Concurrency and Parallelism20 Jun 2018 •
TL; DR This post explores the notion that the definition of concurrency & parallelism itself is not language-agnostic. Depending on the language & paradigms we subscribe to, the definitions change.
Concurrency is a much-overloaded term in computer science. Every domain of literature in computer science defines its own flavour of what concurrency means to it. To add to the confusion, “Parallelism” and “Muti-programming” are purported as synonyms to concurrency. So much for our simple minds to wrap around.
The intention of this article is to provide a bit of a preface on the notion of concurrency, and compare it with parallelism. Bear with me.
Concurrency != Parallelism
Concurrency is the use of multiple threads of control to achieve a program objective. Each thread is interleaved in (execution) space & time, and the interleaving is non-deterministic. Thus, concurrent programs are non-deterministic in general.
The programmer coerces determinism into the program using synchronisation.
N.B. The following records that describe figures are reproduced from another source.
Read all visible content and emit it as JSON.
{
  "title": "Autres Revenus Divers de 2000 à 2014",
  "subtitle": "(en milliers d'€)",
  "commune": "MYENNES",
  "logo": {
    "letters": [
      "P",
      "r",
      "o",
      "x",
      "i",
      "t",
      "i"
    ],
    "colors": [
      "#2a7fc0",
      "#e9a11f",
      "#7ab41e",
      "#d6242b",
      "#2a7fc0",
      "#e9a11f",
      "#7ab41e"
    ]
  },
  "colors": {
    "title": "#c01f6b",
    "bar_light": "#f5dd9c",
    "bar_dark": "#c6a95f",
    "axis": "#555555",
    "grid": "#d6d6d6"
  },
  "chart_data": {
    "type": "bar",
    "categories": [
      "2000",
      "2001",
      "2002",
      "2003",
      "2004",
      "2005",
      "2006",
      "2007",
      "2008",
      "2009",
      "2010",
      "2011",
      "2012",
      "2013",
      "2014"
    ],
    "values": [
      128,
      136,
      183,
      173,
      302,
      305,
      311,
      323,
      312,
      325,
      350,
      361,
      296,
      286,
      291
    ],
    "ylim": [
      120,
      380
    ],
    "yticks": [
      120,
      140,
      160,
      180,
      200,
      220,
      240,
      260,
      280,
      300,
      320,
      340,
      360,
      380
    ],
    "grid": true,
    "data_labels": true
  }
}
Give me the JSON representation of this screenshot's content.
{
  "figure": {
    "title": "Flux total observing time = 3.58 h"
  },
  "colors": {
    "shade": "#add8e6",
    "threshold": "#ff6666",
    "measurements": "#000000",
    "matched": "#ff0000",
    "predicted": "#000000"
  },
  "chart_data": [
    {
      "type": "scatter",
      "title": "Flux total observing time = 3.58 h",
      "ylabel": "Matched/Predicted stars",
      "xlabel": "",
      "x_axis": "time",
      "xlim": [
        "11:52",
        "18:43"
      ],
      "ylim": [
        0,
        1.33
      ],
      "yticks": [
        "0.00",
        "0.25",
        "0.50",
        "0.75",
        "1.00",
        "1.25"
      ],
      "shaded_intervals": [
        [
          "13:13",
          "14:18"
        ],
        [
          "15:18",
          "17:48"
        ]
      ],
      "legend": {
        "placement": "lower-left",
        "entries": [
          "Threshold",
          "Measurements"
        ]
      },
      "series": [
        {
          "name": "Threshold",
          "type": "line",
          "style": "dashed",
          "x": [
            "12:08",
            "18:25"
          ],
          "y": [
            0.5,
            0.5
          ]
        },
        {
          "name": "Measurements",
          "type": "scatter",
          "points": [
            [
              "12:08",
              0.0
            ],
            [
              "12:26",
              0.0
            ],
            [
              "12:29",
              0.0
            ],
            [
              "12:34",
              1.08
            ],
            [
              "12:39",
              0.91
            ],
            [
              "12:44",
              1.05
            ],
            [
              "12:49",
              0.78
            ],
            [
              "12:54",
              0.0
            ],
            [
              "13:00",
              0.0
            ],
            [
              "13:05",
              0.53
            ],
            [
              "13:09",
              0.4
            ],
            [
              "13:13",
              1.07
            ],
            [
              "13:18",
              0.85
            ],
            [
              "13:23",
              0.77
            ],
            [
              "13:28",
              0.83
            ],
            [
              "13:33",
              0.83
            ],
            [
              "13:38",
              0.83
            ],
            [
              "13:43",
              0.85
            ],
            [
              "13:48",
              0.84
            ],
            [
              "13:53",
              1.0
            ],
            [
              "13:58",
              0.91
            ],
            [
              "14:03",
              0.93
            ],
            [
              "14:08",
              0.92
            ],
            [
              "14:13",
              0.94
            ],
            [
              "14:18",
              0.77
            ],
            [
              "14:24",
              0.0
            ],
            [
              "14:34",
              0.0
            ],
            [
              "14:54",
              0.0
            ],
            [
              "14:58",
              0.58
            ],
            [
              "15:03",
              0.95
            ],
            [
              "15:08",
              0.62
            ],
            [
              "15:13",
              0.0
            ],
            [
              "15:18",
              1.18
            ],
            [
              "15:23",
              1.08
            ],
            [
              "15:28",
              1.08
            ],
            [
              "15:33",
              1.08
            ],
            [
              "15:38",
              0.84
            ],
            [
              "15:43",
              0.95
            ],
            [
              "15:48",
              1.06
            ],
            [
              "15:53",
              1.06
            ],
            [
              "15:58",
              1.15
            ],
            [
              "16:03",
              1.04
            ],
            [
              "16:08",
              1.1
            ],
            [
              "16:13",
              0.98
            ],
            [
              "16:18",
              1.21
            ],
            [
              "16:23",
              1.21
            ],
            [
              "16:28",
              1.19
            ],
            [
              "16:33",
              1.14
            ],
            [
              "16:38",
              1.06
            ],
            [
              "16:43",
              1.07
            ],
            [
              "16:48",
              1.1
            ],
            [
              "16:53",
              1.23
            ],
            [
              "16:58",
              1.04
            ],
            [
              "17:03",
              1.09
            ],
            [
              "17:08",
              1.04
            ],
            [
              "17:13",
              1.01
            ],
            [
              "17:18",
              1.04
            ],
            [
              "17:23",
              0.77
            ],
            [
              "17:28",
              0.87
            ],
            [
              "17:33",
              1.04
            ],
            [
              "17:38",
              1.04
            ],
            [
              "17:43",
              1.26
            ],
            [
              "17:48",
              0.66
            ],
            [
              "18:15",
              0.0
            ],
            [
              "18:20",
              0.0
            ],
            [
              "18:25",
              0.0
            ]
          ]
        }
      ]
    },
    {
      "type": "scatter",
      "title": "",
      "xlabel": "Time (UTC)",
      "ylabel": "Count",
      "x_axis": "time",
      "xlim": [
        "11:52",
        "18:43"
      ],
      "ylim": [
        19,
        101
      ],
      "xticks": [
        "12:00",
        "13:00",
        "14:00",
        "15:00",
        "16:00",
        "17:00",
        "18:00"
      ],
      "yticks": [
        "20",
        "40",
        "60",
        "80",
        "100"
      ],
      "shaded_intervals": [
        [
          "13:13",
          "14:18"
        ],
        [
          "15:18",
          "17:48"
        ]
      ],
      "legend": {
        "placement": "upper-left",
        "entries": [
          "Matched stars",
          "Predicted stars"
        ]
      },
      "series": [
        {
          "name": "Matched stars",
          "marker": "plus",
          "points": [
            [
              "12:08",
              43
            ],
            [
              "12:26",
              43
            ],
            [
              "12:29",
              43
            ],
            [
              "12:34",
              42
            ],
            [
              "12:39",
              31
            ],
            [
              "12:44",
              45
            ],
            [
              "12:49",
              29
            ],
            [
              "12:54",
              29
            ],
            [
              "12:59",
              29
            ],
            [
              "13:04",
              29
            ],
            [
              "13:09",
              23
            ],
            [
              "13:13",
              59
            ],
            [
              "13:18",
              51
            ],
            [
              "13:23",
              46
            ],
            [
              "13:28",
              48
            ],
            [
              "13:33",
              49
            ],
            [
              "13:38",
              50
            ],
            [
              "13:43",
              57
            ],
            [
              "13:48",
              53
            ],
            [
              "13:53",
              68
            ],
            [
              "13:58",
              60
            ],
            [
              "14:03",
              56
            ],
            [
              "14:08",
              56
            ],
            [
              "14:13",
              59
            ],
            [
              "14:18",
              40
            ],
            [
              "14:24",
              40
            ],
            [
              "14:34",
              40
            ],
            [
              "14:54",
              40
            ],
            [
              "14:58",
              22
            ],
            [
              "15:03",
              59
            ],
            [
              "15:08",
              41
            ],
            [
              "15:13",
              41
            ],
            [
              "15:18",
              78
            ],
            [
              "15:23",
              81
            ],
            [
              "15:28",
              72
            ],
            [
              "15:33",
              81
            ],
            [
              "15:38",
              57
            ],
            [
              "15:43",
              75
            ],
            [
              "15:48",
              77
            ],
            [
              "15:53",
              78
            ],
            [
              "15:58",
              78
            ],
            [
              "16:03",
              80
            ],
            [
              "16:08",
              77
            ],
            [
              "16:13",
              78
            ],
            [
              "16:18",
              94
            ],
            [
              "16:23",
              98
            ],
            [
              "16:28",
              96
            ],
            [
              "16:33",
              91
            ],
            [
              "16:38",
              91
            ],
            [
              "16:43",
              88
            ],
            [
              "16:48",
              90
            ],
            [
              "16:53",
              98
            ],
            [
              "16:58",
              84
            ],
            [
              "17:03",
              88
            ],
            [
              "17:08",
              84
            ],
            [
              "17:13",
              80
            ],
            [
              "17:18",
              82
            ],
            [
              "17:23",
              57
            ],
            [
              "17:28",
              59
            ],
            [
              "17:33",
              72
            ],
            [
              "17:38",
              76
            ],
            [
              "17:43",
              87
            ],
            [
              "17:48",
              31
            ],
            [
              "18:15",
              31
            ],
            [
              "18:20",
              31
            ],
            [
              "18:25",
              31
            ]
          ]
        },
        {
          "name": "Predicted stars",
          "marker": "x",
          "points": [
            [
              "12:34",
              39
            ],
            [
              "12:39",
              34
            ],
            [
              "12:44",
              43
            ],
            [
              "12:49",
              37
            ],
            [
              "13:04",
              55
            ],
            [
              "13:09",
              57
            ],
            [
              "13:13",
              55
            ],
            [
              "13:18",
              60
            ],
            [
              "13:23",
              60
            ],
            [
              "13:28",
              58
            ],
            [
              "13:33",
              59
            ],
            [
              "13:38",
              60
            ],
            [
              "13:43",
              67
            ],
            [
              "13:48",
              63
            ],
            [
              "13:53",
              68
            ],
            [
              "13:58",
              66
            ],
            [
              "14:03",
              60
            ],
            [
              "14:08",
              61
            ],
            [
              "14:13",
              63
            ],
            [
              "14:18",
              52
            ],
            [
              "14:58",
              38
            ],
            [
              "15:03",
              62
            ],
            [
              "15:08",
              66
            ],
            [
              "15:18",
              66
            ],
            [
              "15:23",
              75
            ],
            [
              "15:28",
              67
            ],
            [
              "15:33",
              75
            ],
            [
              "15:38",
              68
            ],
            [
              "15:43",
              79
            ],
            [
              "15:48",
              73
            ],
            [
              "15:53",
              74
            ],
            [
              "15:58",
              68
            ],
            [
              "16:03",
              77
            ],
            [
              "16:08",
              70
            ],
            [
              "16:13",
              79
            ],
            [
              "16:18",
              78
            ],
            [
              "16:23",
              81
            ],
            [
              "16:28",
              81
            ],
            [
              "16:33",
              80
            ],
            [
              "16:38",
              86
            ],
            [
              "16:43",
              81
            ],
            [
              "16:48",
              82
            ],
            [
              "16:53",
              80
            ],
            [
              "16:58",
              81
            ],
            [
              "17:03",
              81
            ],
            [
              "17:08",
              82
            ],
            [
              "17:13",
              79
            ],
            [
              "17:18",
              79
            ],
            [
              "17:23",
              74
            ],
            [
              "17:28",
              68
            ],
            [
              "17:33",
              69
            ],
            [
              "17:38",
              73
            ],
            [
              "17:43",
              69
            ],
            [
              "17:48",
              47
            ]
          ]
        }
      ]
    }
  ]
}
Concurrency does not imply parallel execution; it is possible even on a single CPU core.
Contrast that with parallelism, which is the condition where a program utilises the multiplicity of computational hardware (several CPU cores, for instance) . The idea here is about computational speedup alone. It does not entail interaction among the program components, nor between the components and external agents (such as a UI component, or the database).
So where does the notion of concurrency == parallelism come from? I would like to quote Simon Marlow, co-developer of the Glasgow Haskell Compiler and author of “Parallel and Concurrent Programming in Haskell”, on this:
It’s a natural consequence of languages with side-effects: when your language has side-effects everywhere, then any time you try to do more than one thing at a time you essentially have non-determinism caused by the interleaving of the effects from each operation. So in side-effecty languages, the only way to get parallelism is concurrency; it’s therefore not surprising that we often see the two conflated. 1
In other words, the notion of threads of control (as defined by concurrency) makes sense only in a language with side-effects. In a purely-functional language, there are no effects to observe, and the evaluation order is irrelevant. 2 Thus, parallelism can be achieved without concurrency.
On the other hand, in languages with side-effects, parallelism becomes a subset of concurrency. Hence, for instance, concurrency is defined as follows in Java:
A condition that exists when at least two threads are making progress. A more generalised form of parallelism that can include time-slicing as a form of virtual parallelism 3.
The understanding of this distinction, within the realm of your language of choice, is essential to develop and reason about concurrent and parallel programs. Until next time!